9 aydır devam eden müzakerelerde Temel Özgürlükler,  Nüfus Oranı, Merkezi devletin yetkileri, AB ve Ekonomi konularında önemli yakınlaşmalar sağlandığı; Toprak ve Güvenlik başlıklarında devam eden anlaşmazlıkların, prosedürün nihai pazarlık aşamasına girmeden önce çözülmesinin zor olduğuna dikkat çekilirken nihai pazarlıkta Dönüşümlü Başkanlık ve Toprak başlıklarında çetin bir “poker” yaşanması beklendiği bildirildi.

Politis “Omorfo (Güzelyurt) İçin Çetin Pazarlık… Kıbrıs Sorunundaki Karşılıklı Tezler Sertleşiyor” başlığıyla manşete çektiği haberinde, nihai pazarlık aşamasında liderlerin, toplumları için hayati buldukları taleplerini elde etmek amacıyla kartlarını gerçekten açacaklarına işaret etti.

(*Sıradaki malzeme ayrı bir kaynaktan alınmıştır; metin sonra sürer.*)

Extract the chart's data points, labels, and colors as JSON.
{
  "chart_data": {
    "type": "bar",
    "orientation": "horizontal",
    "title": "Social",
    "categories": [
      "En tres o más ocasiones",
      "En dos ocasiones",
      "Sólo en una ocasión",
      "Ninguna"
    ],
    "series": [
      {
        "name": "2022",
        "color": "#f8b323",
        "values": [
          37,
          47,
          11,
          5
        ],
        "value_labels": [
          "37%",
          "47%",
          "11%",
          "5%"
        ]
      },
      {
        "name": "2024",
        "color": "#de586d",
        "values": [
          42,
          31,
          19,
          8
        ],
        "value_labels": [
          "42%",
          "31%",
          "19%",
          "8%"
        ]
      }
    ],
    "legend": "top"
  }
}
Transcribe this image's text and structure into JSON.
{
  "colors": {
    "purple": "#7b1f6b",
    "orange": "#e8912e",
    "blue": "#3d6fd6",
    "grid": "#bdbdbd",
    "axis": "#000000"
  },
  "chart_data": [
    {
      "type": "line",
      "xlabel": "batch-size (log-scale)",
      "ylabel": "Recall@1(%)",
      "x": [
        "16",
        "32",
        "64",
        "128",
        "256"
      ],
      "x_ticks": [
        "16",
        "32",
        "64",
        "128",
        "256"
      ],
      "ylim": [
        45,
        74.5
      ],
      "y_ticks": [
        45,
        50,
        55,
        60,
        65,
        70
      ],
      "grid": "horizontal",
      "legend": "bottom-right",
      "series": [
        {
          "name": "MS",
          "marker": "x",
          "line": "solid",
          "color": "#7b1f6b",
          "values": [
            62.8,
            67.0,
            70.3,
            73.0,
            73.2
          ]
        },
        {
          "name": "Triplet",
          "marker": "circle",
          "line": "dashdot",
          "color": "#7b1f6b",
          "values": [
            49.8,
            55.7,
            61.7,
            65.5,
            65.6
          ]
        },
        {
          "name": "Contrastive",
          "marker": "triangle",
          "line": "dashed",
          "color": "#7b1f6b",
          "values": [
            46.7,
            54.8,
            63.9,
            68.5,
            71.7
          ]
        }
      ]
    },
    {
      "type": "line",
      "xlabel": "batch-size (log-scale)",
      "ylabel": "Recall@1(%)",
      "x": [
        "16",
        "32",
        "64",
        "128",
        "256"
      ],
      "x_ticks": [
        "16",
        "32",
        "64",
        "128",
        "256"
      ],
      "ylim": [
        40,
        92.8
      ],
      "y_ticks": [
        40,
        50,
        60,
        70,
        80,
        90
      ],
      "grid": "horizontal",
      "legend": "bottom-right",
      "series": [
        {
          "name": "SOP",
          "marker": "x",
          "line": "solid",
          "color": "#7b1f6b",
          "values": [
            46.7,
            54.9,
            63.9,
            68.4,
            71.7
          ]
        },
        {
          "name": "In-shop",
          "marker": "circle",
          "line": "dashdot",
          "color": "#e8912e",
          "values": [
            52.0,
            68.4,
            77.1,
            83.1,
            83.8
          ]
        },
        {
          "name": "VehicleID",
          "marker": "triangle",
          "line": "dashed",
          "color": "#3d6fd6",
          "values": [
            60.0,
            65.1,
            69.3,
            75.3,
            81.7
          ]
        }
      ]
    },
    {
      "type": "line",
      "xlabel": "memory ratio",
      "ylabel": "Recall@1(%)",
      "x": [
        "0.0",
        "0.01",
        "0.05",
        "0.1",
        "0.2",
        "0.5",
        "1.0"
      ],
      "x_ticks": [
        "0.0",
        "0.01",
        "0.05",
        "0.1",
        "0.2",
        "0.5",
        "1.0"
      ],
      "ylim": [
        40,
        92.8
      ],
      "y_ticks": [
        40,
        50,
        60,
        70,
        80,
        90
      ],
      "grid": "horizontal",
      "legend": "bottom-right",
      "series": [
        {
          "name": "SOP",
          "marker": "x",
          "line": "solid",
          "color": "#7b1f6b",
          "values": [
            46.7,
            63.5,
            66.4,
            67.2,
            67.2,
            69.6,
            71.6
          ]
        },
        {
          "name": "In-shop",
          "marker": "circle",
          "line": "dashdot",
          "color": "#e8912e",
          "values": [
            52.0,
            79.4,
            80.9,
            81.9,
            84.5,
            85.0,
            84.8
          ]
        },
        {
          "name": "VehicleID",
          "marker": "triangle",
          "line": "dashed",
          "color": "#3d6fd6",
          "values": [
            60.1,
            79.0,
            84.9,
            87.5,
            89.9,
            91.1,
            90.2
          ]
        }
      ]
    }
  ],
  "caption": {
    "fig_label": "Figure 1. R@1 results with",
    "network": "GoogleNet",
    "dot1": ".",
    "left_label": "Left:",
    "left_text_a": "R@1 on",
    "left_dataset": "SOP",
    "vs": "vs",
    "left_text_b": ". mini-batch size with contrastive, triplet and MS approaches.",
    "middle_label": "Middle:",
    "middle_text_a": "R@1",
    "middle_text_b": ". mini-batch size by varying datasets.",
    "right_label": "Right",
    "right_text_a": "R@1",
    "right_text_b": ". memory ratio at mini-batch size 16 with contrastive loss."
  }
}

Gazete, Cumhurbaşkanı Mustafa Akıncı için dönüşümlü başkanlığın olmazsa olmaz olduğunu ve ciddi toprak düzenlemeleri konusunda tavizsiz göründüğünü, mülkiyette de -çoğu durumda bugünkü kullanıcıya öncelik tanıyacak- otomatiğe bağlanmış prosedürde sonuna kadar ısrar edeceği izlenimini aktardı.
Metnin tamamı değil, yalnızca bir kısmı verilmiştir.